In her new book, How Games Move Us: Emotion by Design, Katherine Isbister presents a new way to think about videogames and their effects on people who play them.
A professor of computational media at UC Santa Cruz, Isbister sees games as a cultural medium on a par with books, films, and music, and just as worthy of serious consideration and analysis.
"We don't talk in a sophisticated manner about games the way we do about films and books," she says. "I wanted to convey what is unique about games and point out the design innovations that enable games to affect users in new and emotionally powerful ways."
With the soaring popularity of videogames has come the inevitable handwringing over their effects on children and society. Some critics have argued that games are creating a generation of isolated, emotionally numb, antisocial loners. According to Isbister, however, games can actually play a powerful role in creating empathy and other strong, positive emotional experiences. In the book's introduction, she describes it as "a guided tour of exactly how games can influence emotion and social connection, with examples that unpack the experience of the gamer."
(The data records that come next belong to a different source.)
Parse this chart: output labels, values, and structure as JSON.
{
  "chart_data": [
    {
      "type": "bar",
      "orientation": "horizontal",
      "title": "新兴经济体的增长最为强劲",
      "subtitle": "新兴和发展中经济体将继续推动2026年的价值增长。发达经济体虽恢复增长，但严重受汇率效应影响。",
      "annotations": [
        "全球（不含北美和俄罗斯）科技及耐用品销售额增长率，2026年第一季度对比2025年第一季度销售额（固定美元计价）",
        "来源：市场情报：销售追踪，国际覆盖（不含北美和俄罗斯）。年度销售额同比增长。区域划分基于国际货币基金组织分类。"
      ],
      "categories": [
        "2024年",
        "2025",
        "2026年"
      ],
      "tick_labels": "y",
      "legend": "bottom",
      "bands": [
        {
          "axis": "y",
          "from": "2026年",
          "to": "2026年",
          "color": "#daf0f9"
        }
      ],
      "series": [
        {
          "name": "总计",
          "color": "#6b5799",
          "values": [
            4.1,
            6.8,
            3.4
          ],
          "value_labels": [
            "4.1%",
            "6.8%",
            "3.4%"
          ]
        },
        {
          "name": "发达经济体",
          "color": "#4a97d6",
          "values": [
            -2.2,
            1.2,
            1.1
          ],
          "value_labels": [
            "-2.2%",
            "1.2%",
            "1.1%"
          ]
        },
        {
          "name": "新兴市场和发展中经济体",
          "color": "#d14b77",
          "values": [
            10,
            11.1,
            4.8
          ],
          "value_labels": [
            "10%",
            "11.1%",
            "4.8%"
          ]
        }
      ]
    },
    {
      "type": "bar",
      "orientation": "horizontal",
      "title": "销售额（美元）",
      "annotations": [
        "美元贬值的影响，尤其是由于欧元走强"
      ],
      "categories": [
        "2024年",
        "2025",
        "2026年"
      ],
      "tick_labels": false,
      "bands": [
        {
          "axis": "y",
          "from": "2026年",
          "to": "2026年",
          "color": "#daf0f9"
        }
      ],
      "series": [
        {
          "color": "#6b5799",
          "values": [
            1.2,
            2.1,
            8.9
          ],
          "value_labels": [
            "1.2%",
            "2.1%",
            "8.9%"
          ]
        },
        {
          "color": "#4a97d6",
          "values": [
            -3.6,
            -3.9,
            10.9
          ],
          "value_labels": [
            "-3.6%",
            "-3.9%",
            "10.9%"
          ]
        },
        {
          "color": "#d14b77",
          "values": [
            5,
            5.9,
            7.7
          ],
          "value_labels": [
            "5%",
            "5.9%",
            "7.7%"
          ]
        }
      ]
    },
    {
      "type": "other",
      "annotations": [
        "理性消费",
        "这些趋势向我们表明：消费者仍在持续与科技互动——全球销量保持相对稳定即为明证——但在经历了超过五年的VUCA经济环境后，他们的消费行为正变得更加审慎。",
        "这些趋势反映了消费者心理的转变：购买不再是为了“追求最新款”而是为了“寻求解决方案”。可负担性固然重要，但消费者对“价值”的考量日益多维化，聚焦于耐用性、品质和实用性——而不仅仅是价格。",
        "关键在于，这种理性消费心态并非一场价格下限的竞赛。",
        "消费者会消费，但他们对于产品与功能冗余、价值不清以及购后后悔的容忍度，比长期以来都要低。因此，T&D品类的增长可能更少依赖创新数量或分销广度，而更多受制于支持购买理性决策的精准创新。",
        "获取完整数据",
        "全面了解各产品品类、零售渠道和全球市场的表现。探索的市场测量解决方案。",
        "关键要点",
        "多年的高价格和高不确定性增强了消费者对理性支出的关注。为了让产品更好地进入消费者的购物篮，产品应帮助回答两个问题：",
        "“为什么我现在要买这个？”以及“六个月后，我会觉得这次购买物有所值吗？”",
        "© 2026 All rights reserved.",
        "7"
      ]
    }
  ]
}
Isbister draws her examples from a broad range of games, including popular "AAA" games, indie games, art games, and avant-garde projects. By exposing readers to a larger variety of game genres and experiences than they may have encountered, she hopes to expand the cultural conversation about games while giving readers the terms and tools for an informed analysis of games and game experiences.
"I also hope this book will raise the esteem in which games are held as an innovative and powerful medium for doing what all media do--helping us understand ourselves and explore what it means to be human," she writes.
How Games Move Us is part of the Playful Thinking book series from MIT Press.